Teachers’ Classroom Practices and Sense of Self-Efficacy towards Using instructional Strategies in teaching Speaking Skills: A Case Study


  • Dawit Birhanu Mammo


case study, interview, self-efficacy, speaking, participant


This paper is a qualitative case study exploring seven English language teachers' class room practices and self-efficacy beliefs towards using instructional strategies in teaching speaking skills. The research site, 'Hidar' 11 secondary school, was selected using a convenient sampling technique, and the participants were selected using purposive sampling. I collected the data over classroom observations and semi structured interviews. I observed each of the four participants seven times, and I had six observations for each of the rest. I managed a stimulated recall interview after each couple of observations; then, I had the final interview following the last stimulated recall one. All interviews engrossed on teacher participants' sense of self-efficacy beliefs. Most participants said they were inefficacious in using teaching speaking instructional strategies, while others said they were effective.
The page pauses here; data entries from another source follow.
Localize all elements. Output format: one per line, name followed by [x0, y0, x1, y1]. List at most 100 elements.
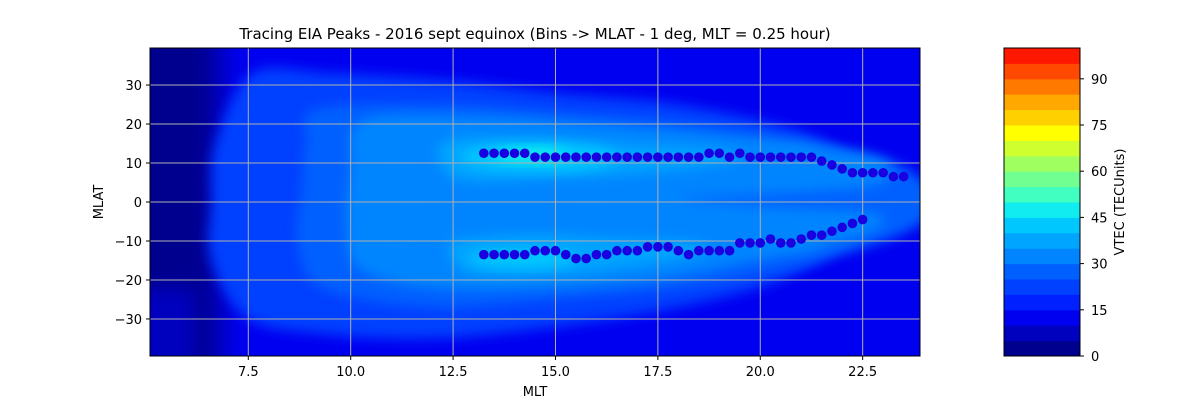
- colorbar-segment: [1004, 63, 1080, 80]
- north-peak-point: [755, 152, 766, 162]
- south-peak-point: [622, 245, 632, 256]
- north-peak-point: [734, 148, 745, 159]
- colorbar-segment: [1004, 125, 1080, 141]
- chart-title: Tracing EIA Peaks - 2016 sept equinox (B…: [238, 25, 830, 43]
- vtec-contour-field: [150, 48, 920, 356]
- colorbar-segment: [1004, 186, 1080, 203]
- south-peak-point: [796, 234, 807, 244]
- colorbar-segment: [1004, 155, 1080, 172]
- south-peak-point: [704, 245, 714, 256]
- north-peak-point: [673, 152, 684, 162]
- colorbar-segment: [1004, 140, 1080, 157]
- north-peak-point: [775, 152, 786, 162]
- y-tick-label: 20: [125, 118, 142, 133]
- colorbar: [1004, 48, 1080, 357]
- colorbar-tick-label: 60: [1091, 165, 1108, 180]
- north-peak-point: [601, 152, 612, 162]
- south-peak-point: [724, 245, 735, 256]
- north-peak-point: [888, 171, 899, 182]
- south-peak-point: [519, 249, 530, 260]
- south-peak-point: [806, 230, 817, 240]
- north-peak-point: [489, 148, 499, 159]
- north-peak-point: [683, 152, 694, 162]
- north-peak-point: [571, 152, 581, 162]
- y-tick-label: 10: [125, 157, 142, 172]
- south-peak-point: [683, 249, 694, 260]
- colorbar-segment: [1004, 109, 1080, 126]
- plot-area: [150, 48, 920, 356]
- eia-peak-markers: [479, 148, 909, 264]
- north-peak-point: [694, 152, 704, 162]
- colorbar-segment: [1004, 309, 1080, 326]
- colorbar-label: VTEC (TECUnits): [1113, 149, 1128, 256]
- x-axis-label: MLT: [523, 385, 548, 400]
- colorbar-tick-label: 30: [1091, 258, 1108, 273]
- y-tick-label: −10: [115, 235, 142, 250]
- south-peak-point: [673, 245, 684, 256]
- colorbar-segment: [1004, 294, 1080, 311]
- colorbar-tick-label: 75: [1091, 119, 1108, 134]
- north-peak-point: [827, 160, 837, 170]
- south-peak-point: [734, 238, 745, 248]
- south-peak-point: [601, 249, 612, 260]
- colorbar-tick-label: 15: [1091, 304, 1108, 319]
- x-tick-label: 15.0: [541, 365, 570, 380]
- south-peak-point: [509, 249, 520, 260]
- north-peak-point: [816, 156, 827, 166]
- north-peak-point: [519, 148, 530, 159]
- north-peak-point: [847, 167, 858, 178]
- north-peak-point: [479, 148, 489, 159]
- colorbar-segment: [1004, 232, 1080, 249]
- north-peak-point: [581, 152, 591, 162]
- north-peak-point: [724, 152, 735, 162]
- colorbar-segment: [1004, 248, 1080, 265]
- south-peak-point: [714, 245, 725, 256]
- north-peak-point: [878, 167, 888, 178]
- south-peak-point: [694, 245, 704, 256]
- south-peak-point: [560, 249, 571, 260]
- south-peak-point: [755, 238, 766, 248]
- south-peak-point: [775, 238, 786, 248]
- colorbar-segment: [1004, 279, 1080, 295]
- x-axis-ticks: 7.5 10.0 12.5 15.0 17.5 20.0 22.5: [238, 356, 877, 380]
- north-peak-point: [612, 152, 622, 162]
- colorbar-tick-label: 90: [1091, 73, 1108, 88]
- south-peak-point: [837, 222, 847, 233]
- south-peak-point: [642, 242, 653, 252]
- colorbar-tick-label: 0: [1091, 350, 1099, 365]
- colorbar-segment: [1004, 217, 1080, 234]
- south-peak-point: [479, 249, 489, 260]
- north-peak-point: [704, 148, 714, 159]
- x-tick-label: 17.5: [643, 365, 672, 380]
- north-peak-point: [857, 167, 868, 178]
- south-peak-point: [591, 249, 602, 260]
- y-tick-label: 30: [125, 79, 142, 94]
- y-tick-label: −30: [115, 313, 142, 328]
- y-tick-label: −20: [115, 274, 142, 289]
- north-peak-point: [530, 152, 540, 162]
- north-peak-point: [765, 152, 776, 162]
- colorbar-ticks: 0 15 30 45 60 75 90: [1080, 73, 1108, 365]
- south-peak-point: [530, 245, 540, 256]
- north-peak-point: [499, 148, 510, 159]
- south-peak-point: [550, 245, 561, 256]
- north-peak-point: [786, 152, 796, 162]
- south-peak-point: [612, 245, 622, 256]
- south-peak-point: [816, 230, 827, 240]
- north-peak-point: [898, 171, 909, 182]
- north-peak-point: [550, 152, 561, 162]
- x-tick-label: 12.5: [439, 365, 468, 380]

The speaking lessons showed that participants who said they were effective in using speaking instructional approaches performed better than those who believed ineffective. In addition, participants' self efficacy beliefs influence teachers' expectations and actions. Teachers can develop good practices of teaching speaking skills with self-confidence if regular long-term and short term training programs are prepared and conducted. Teachers' Training Institutions need to prepare or give teachers to deal with teaching difficulties and related issues.